At least 46 people were killed and another 41 injured after a fire broke out early Thursday in a decades-old mixed commercial and residential building in the Taiwanese port city of Kaohsiung, officials said.
Neighborhood residents said the 13-story building was home to many poor, elderly and disabled people and it wasn't clear how many of the 120 units were occupied.
Witnesses said they heard something that sounded like an explosion at about 3 a.m. when the blaze erupted in the building's lower floors, which housed a closed movie theater, abandoned restaurants and karaoke clubs.
Lin Chie-ying said she was awoken in her home across from the fire by the sounds of ambulances and fire trucks.
"I thought our home would burn up too," she said.
The apartment building is one of many in the Yancheng district, an older part of Kaohsiung, a city of some 2.8 million people in southwestern Taiwan.
"For the families and Yancheng, I feel incomparable pain and I blame myself deeply," Mayor Chen Chi Mai said at a news conference, bowing in apology. "Here I want to express my deepest sorrow to all the wounded and those who died, as well as their families and all the residents."
It took firefighters until after 7 a.m. to extinguish the blaze. Many of the upper floors appeared not to have been damaged directly.
Late in the day, the smell of smoke still lingered throughout the area and the sound of shattering glass rang. Construction workers were raised on a crane to break out the remaining glass from window frames with a crowbar to remove further hazard.
Throughout Thursday, first responders pored through the wreckage and recovered dozens of bodies. Another 14 of 55 taken initially to the hospital were confirmed dead on arrival or shortly after.

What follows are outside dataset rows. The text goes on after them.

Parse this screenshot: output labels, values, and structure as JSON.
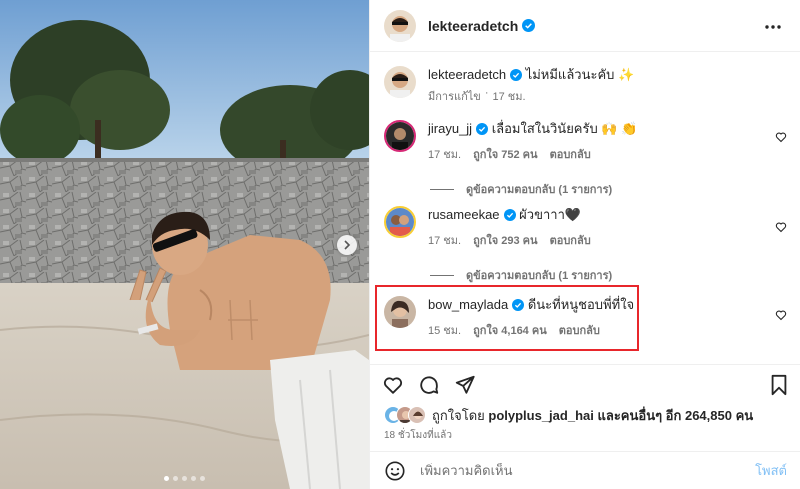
{
  "post": {
    "author": "lekteeradetch",
    "more_icon": "more-horizontal-icon",
    "caption_user": "lekteeradetch",
    "caption_text": "ไม่หมีแล้วนะคับ ✨",
    "caption_edited": "มีการแก้ไข",
    "caption_time": "17 ชม.",
    "carousel_index": 1,
    "carousel_total": 5
  },
  "comments": [
    {
      "user": "jirayu_jj",
      "text": "เลื่อมใสในวินัยครับ 🙌 👏",
      "time": "17 ชม.",
      "likes": "ถูกใจ 752 คน",
      "reply": "ตอบกลับ",
      "view_replies": "ดูข้อความตอบกลับ (1 รายการ)"
    },
    {
      "user": "rusameekae",
      "text": "ผัวขาาา🖤",
      "time": "17 ชม.",
      "likes": "ถูกใจ 293 คน",
      "reply": "ตอบกลับ",
      "view_replies": "ดูข้อความตอบกลับ (1 รายการ)"
    },
    {
      "user": "bow_maylada",
      "text": "ดีนะที่หนูชอบพี่ที่ใจ",
      "time": "15 ชม.",
      "likes": "ถูกใจ 4,164 คน",
      "reply": "ตอบกลับ"
    }
  ],
  "likes": {
    "prefix": "ถูกใจโดย",
    "user": "polyplus_jad_hai",
    "suffix": "และคนอื่นๆ อีก 264,850 คน"
  },
  "posted_ago": "18 ชั่วโมงที่แล้ว",
  "composer": {
    "emoji_icon": "smiley-icon",
    "placeholder": "เพิ่มความคิดเห็น",
    "post_label": "โพสต์"
  },
  "colors": {
    "verified": "#0095f6",
    "highlight": "#e8262b",
    "post_button": "#82c0f5",
    "secondary_text": "#737373"
  }
}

The building's age and piles of debris blocking access to many areas complicated search and rescue efforts, officials said, according to Taiwan's Central News Agency.
It appears the fire broke out on the ground floor but it was not immediately clear exactly where and the cause was still under investigation.
The United Daily News said that investigators were focusing on a first-floor tea shop where the fire had started, and police were looking into a resident who reportedly fought with his girlfriend earlier on Wednesday. They had not ruled out arson, the newspaper said.
Fire extinguishers had been installed last month, but only three per floor because the residents could not afford to pay more, the United Daily News, a major newspaper, reported.
A 1995 fire at a nightclub in Taichung, Taiwan's third-largest city, killed 64 people in the country's deadliest such disaster in recent times.